ГАЗЕТА "ИНФОРМПРОСТРАНСТВО"

АНТОЛОГИЯ ЖИВОГО СЛОВА

Информпространство

Ежемесячная газета "ИНФОРМПРОСТРАНСТВО"

Copyright © 2012

 

Жордж Лоингер

Александр Ступников



«Еврейская армия» Франции

Бойцы «Еврейской армии» в освобожденном Париже

«Еврейская армия» Франции – явление малоизвестное и замалчиваемое. Из этой «армии», носившей в Сопротивлении официальное название «Организация еврейских бойцов», остались буквально единицы. Когда я достал парижский телефон их руководителя, то выяснилось, что ему... 101 год. Дедушка, как оказалось, в здравом уме и твердой памяти.

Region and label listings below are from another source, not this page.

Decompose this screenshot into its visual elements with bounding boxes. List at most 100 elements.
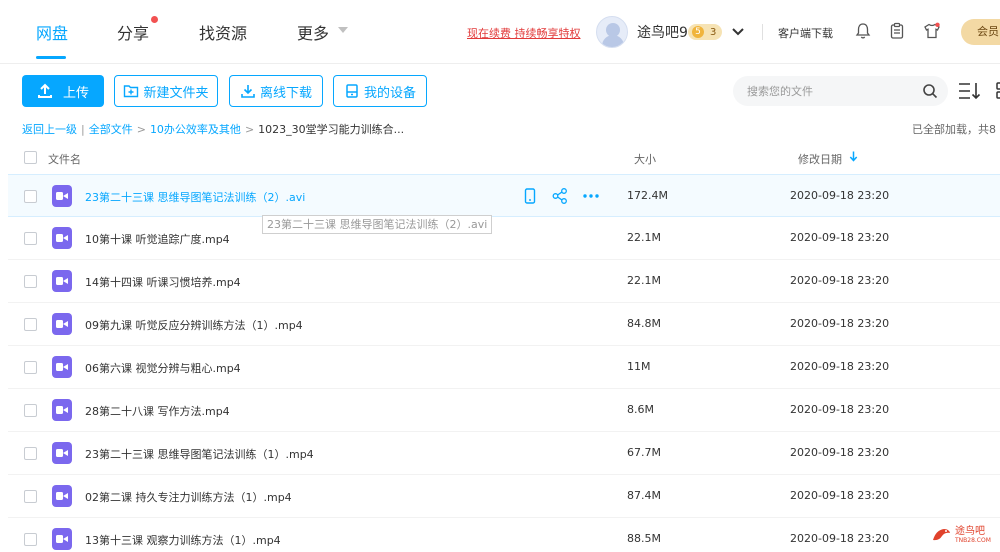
table-row[interactable]: 14第十四课 听课习惯培养.mp4 22.1M 2020-09-18 23:20 <box>8 260 1000 303</box>
breadcrumb-back[interactable]: 返回上一级 <box>22 121 77 137</box>
bird-logo-icon <box>933 529 950 541</box>
phone-send-icon[interactable] <box>521 187 539 205</box>
video-file-icon <box>52 227 72 249</box>
search-input[interactable] <box>747 82 917 100</box>
nav-tab-more[interactable]: 更多 <box>297 20 329 44</box>
row-checkbox[interactable] <box>24 275 37 288</box>
vip-level-a: 5 <box>692 26 704 38</box>
loaded-info: 已全部加载，共8 <box>912 123 996 136</box>
file-size: 22.1M <box>627 274 661 287</box>
client-download-link[interactable]: 客户端下载 <box>778 25 833 41</box>
file-name[interactable]: 23第二十三课 思维导图笔记法训练（1）.mp4 <box>85 446 314 462</box>
vip-badge: 5 3 <box>688 24 722 40</box>
table-row[interactable]: 23第二十三课 思维导图笔记法训练（2）.avi 172.4M 2020-09-… <box>8 174 1000 217</box>
renew-link[interactable]: 现在续费 持续畅享特权 <box>467 25 581 41</box>
table-row[interactable]: 13第十三课 观察力训练方法（1）.mp4 88.5M 2020-09-18 2… <box>8 518 1000 552</box>
file-size: 84.8M <box>627 317 661 330</box>
row-checkbox[interactable] <box>24 404 37 417</box>
file-size: 67.7M <box>627 446 661 459</box>
file-date: 2020-09-18 23:20 <box>790 231 890 244</box>
bell-icon[interactable] <box>854 22 872 40</box>
nav-tab-find-resources[interactable]: 找资源 <box>199 20 247 44</box>
device-icon <box>346 84 358 98</box>
table-row[interactable]: 10第十课 听觉追踪广度.mp4 22.1M 2020-09-18 23:20 <box>8 217 1000 260</box>
username[interactable]: 途鸟吧9 <box>637 22 688 42</box>
search-box <box>733 76 948 106</box>
table-row[interactable]: 06第六课 视觉分辨与粗心.mp4 11M 2020-09-18 23:20 <box>8 346 1000 389</box>
watermark-text-block: 途鸟吧 TNB28.COM <box>955 526 991 544</box>
watermark-subtext: TNB28.COM <box>955 537 991 544</box>
table-row[interactable]: 02第二课 持久专注力训练方法（1）.mp4 87.4M 2020-09-18 … <box>8 475 1000 518</box>
top-nav-bar: 网盘 分享 找资源 更多 现在续费 持续畅享特权 途鸟吧9 5 3 客户端下载 … <box>0 0 1000 64</box>
user-menu-chevron-icon[interactable] <box>731 25 745 39</box>
file-date: 2020-09-18 23:20 <box>790 446 890 459</box>
file-date: 2020-09-18 23:20 <box>790 360 890 373</box>
row-checkbox[interactable] <box>24 533 37 546</box>
new-folder-icon <box>124 85 139 98</box>
nav-active-underline <box>36 56 66 59</box>
search-icon[interactable] <box>922 83 938 99</box>
more-options-icon[interactable] <box>582 187 600 205</box>
video-file-icon <box>52 313 72 335</box>
share-icon[interactable] <box>551 187 569 205</box>
file-name[interactable]: 14第十四课 听课习惯培养.mp4 <box>85 274 241 290</box>
my-devices-button[interactable]: 我的设备 <box>333 75 427 107</box>
video-file-icon <box>52 442 72 464</box>
table-row[interactable]: 09第九课 听觉反应分辨训练方法（1）.mp4 84.8M 2020-09-18… <box>8 303 1000 346</box>
file-date: 2020-09-18 23:20 <box>790 403 890 416</box>
video-file-icon <box>52 528 72 550</box>
my-devices-button-label: 我的设备 <box>363 85 416 101</box>
file-date: 2020-09-18 23:20 <box>790 274 890 287</box>
watermark-text: 途鸟吧 <box>955 526 985 537</box>
file-date: 2020-09-18 23:20 <box>790 489 890 502</box>
nav-tab-share[interactable]: 分享 <box>117 20 149 44</box>
sort-descending-icon[interactable] <box>849 151 858 162</box>
row-checkbox[interactable] <box>24 490 37 503</box>
header-file-name[interactable]: 文件名 <box>48 151 81 167</box>
table-row[interactable]: 28第二十八课 写作方法.mp4 8.6M 2020-09-18 23:20 <box>8 389 1000 432</box>
row-checkbox[interactable] <box>24 361 37 374</box>
breadcrumb-chevron: > <box>244 122 255 136</box>
breadcrumb-all-files[interactable]: 全部文件 <box>89 121 133 137</box>
video-file-icon <box>52 356 72 378</box>
toolbar: 上传 新建文件夹 离线下载 我的设备 <box>0 64 1000 120</box>
file-size: 8.6M <box>627 403 654 416</box>
nav-tab-netdisk[interactable]: 网盘 <box>36 20 68 44</box>
table-row[interactable]: 23第二十三课 思维导图笔记法训练（1）.mp4 67.7M 2020-09-1… <box>8 432 1000 475</box>
breadcrumb-separator: | <box>81 122 85 136</box>
breadcrumb-folder[interactable]: 10办公效率及其他 <box>150 121 241 137</box>
file-name[interactable]: 06第六课 视觉分辨与粗心.mp4 <box>85 360 241 376</box>
offline-download-button[interactable]: 离线下载 <box>229 75 323 107</box>
file-name[interactable]: 02第二课 持久专注力训练方法（1）.mp4 <box>85 489 292 505</box>
upload-button-label: 上传 <box>62 85 89 101</box>
header-modified-date[interactable]: 修改日期 <box>798 151 842 167</box>
download-icon <box>241 85 255 98</box>
select-all-checkbox[interactable] <box>24 151 37 164</box>
member-button[interactable]: 会员 <box>961 19 1000 45</box>
file-name[interactable]: 23第二十三课 思维导图笔记法训练（2）.avi <box>85 189 305 205</box>
offline-download-button-label: 离线下载 <box>259 85 312 101</box>
clipboard-icon[interactable] <box>888 22 906 40</box>
watermark: 途鸟吧 TNB28.COM <box>930 522 996 548</box>
chevron-down-icon <box>338 27 348 33</box>
new-folder-button[interactable]: 新建文件夹 <box>114 75 218 107</box>
avatar[interactable] <box>596 16 628 48</box>
row-checkbox[interactable] <box>24 232 37 245</box>
grid-view-icon[interactable] <box>992 81 1000 101</box>
file-date: 2020-09-18 23:20 <box>790 317 890 330</box>
upload-button[interactable]: 上传 <box>22 75 104 107</box>
breadcrumb-chevron: > <box>136 122 146 136</box>
file-name-tooltip: 23第二十三课 思维导图笔记法训练（2）.avi <box>262 215 493 234</box>
tshirt-skin-icon[interactable] <box>923 22 941 40</box>
file-name[interactable]: 13第十三课 观察力训练方法（1）.mp4 <box>85 532 281 548</box>
file-name[interactable]: 10第十课 听觉追踪广度.mp4 <box>85 231 230 247</box>
file-name[interactable]: 28第二十八课 写作方法.mp4 <box>85 403 230 419</box>
file-name[interactable]: 09第九课 听觉反应分辨训练方法（1）.mp4 <box>85 317 303 333</box>
file-date: 2020-09-18 23:20 <box>790 189 890 202</box>
row-checkbox[interactable] <box>24 318 37 331</box>
sort-list-icon[interactable] <box>958 81 982 101</box>
row-checkbox[interactable] <box>24 447 37 460</box>
header-size[interactable]: 大小 <box>634 151 656 167</box>
row-checkbox[interactable] <box>24 190 37 203</box>
vip-level-b: 3 <box>710 26 717 38</box>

Я не стал тянуть: сел на машину и рванул из Минска в Париж. Благо, дорога накатанная. Надо сразу сказать, что деятельность «Еврейской армии», как они себя называли и называют, состояла из двух направлений – группы спасения и боевых отрядов. В них входили более двух с половиной тысяч активных бойцов. Жордж Лоингер, кавалер Ордена Почетного легиона, был одним из руководителей сети спасения людей и, прежде всего, детей. Морис Вайнер являлся санитаром и врачом в боевых отрядах «Еврейской армии» Франции. Сейчас ему за 90 лет.

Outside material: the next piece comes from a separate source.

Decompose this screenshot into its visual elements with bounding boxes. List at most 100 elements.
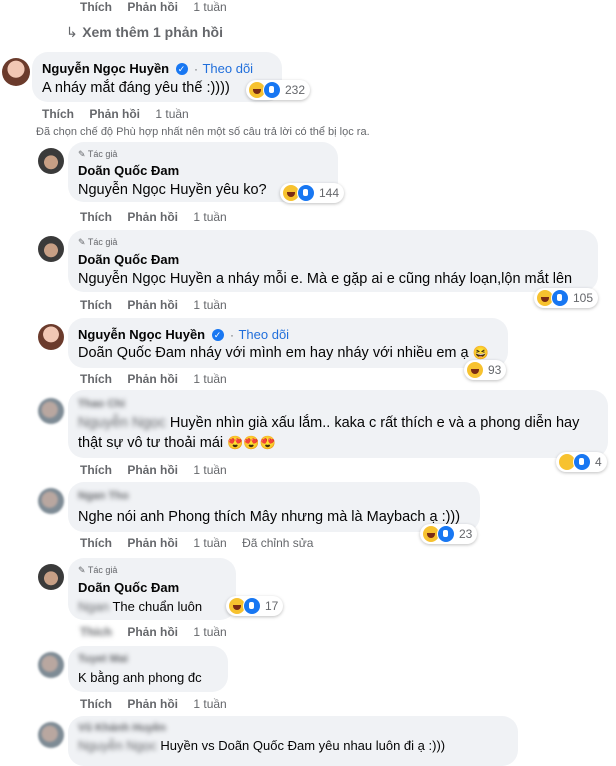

Жордж Лоингер. В 1940 году во Франции было 320 тысяч евреев. Половина успела убежать. 116 тысяч депортировали в нацистские лагеря уничтожения. Война разделила французов на тех, кто поддерживал генерала де Голля и движение Сопротивления, и на тех, кто поддерживал коллаборантов, друживших с оккупантами. Когда началась война, французы не ожидали поражения и быстро сдались. Почему? Не хотели воевать.

В 1939 году, после нападения Гитлера на Польшу и объявления войны, меня мобилизовали в армию. Мы стояли в Эльзасе, прямо на границе, у реки Рейн. Наши пушки были нацелены на Германию. А с другой стороны немецкие пушки. Но никто не воевал. Смотрели друг на друга, но не стреляли. Когда немцы напали, то наши войска сдались без сопротивления.

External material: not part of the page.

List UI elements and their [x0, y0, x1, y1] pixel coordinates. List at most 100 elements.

Я сам из этих приграничных мест, из Страсбурга. Это был полунемецкий город, где евреи хорошо знали и немецкие антисемитские газеты, и то, что нацисты их мягко говоря, не любят. Через нас бежали во Францию немецкие евреи, которым разрешали уехать в основном без имущества, налегке. Приказ убивать евреев пришел весной 1942 года. Но до этого времени евреи вполне могли уехать из Франции. Но не уехали, а потом было поздно.

Даже, когда началось уничтожение, простые люди об этом не знали. Переселяют в Польшу, не более. Но власть-то была информирована. Немецкие промышленники и инженеры строили фабрики уничтожения – и не знали? Просто выполняли работы, строили, не вникая? Весь мир врет. Они все знали, когда увидели, как убивают. Но испугались этого. Испугались, что стали соучастниками. А потом и откровенно появилось указание Гитлера о том, что миллионы евреев должны быть уничтожены в Европе, чтобы осуществить окончательное решение вопроса.

После поражения Франции французы сначала испугались и поддержали пронацистское правительство Петена. Когда пришел приказ об арестах и депортации евреев, французская полиция активно работала наравне с гестапо. Они врывались в дома даже тех, кто имел вроде бы официальную защиту.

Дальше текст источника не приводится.